As it turns out, displaying one’s hair growing prowess is nothing new. Remember all those old, black and white photos of military men with varying degrees of facial hair from your history classes? Turns out the style of one’s stache was a direct correlation to his rank. The younger men and lower ranks had smaller, thinner mustaches, which they were permitted to grow thicker and fuller as their careers developed. Both Civil War Generals Robert E. Lee and Ulysses S. Grant had fully developed beards by 1865, a sure sign of their masculinity and strength–much more influential and intimidating than, say, rifles.
The cultural connotations go beyond the rigidity of the military, as mustaches have cultural connotations too. In the early twentieth century, comedian Charlie Chaplin created the iconic character, The Tramp, whose signature look included the toothbrush mustache. This stache is shaved on both sides, with whiskers remaining only directly under the lip, and was fashionable in the working-class men of the era in response to the more extravagant Kaiser mustaches of the wealthy.
What say you? You haven’t heard of the toothbrush? Okay. Let’s dig deeper. You may have heard of Adolf Hitler? Yeah, so has the rest of the world, heard and, unfortunately for Chaplin, seen Hitler’s stache. While Hitler’s attempt at world domination ultimately failed, his association with the toothbrush mustache forever made it the red-headed stepchild of facial hair. In fact, as recently as last year, comedian Richard Herring explored the cultural impacts of Hitler’s facial hair and its effect on Chaplin, popular culture, and politics in general in Hitler Moustache.
He says [along with this brand of mustache], “somehow, along with the name Adolf and the swastika, which was originally a Hindu symbol of peace, we’re not even allowed to have these things.” And he’s using comedy to attempt to diffuse what he considers Hitler’s ownership of these things. Seventy years later, no one wears the stache, so Herring has grown one out and walked the streets looking for reaction.

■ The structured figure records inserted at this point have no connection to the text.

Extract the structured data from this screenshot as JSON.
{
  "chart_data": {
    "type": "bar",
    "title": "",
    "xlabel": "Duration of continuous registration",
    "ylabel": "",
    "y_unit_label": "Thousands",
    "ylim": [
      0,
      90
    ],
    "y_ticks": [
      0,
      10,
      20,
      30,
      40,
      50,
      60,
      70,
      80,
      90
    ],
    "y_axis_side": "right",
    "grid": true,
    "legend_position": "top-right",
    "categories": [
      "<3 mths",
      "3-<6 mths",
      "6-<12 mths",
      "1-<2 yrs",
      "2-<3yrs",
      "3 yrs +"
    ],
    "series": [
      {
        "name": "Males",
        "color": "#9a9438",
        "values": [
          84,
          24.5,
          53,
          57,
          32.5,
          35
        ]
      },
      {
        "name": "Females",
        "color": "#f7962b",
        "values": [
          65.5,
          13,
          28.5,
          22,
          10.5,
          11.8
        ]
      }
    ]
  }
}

Artist Frida Kahlo used her mustache in her self-portraits, a unique and daring representation; essentially uglying herself up on the outside to show us how she felt on the inside. While she did have a stache, it was hardly as prominent as she made it seem in her work (same goes for her unibrow), but her over-emphasizing of facial hair as a tool to represent her power as a female stuck in a male-dominated industry with a more-prominent husband (Diego Rivera) is my personal favorite use of the mustache in popular culture.
Salvidor Dali loved his facial hair so much, he wrote a book exclusively on the subject. Dali’s Moustache is a collaboration between the eccentric, brilliant artist, his stache, and his friend, portrait photographer Philippe Halsman. It features 36 unique versions of his mustache, twisted and styled into visual storylines which are then buoyed along by an “interview” with Dali regarding the mustache.
Who knew there was so much history? At Glorious Mustache, one can learn all sorts of weird, yet true, stache facts. For example, “Scientific research, commissioned by the Guinness Brewing Company, found that the average mustachioed Guinness drinker traps a pint and a half of the creamy nectar every year.” Perhaps this is a reason for the mustache’s lack of popularity among Fraternity Brothers?
If I ever have another class with Mr. Mustachio’d Businessman, I won’t be silently wondering why he meticulously twists the ends of his stache into wiry spirals set in place with some form of wax product. I’ll take him out for a beer to discuss the how’s and why’s–and offer him a straw.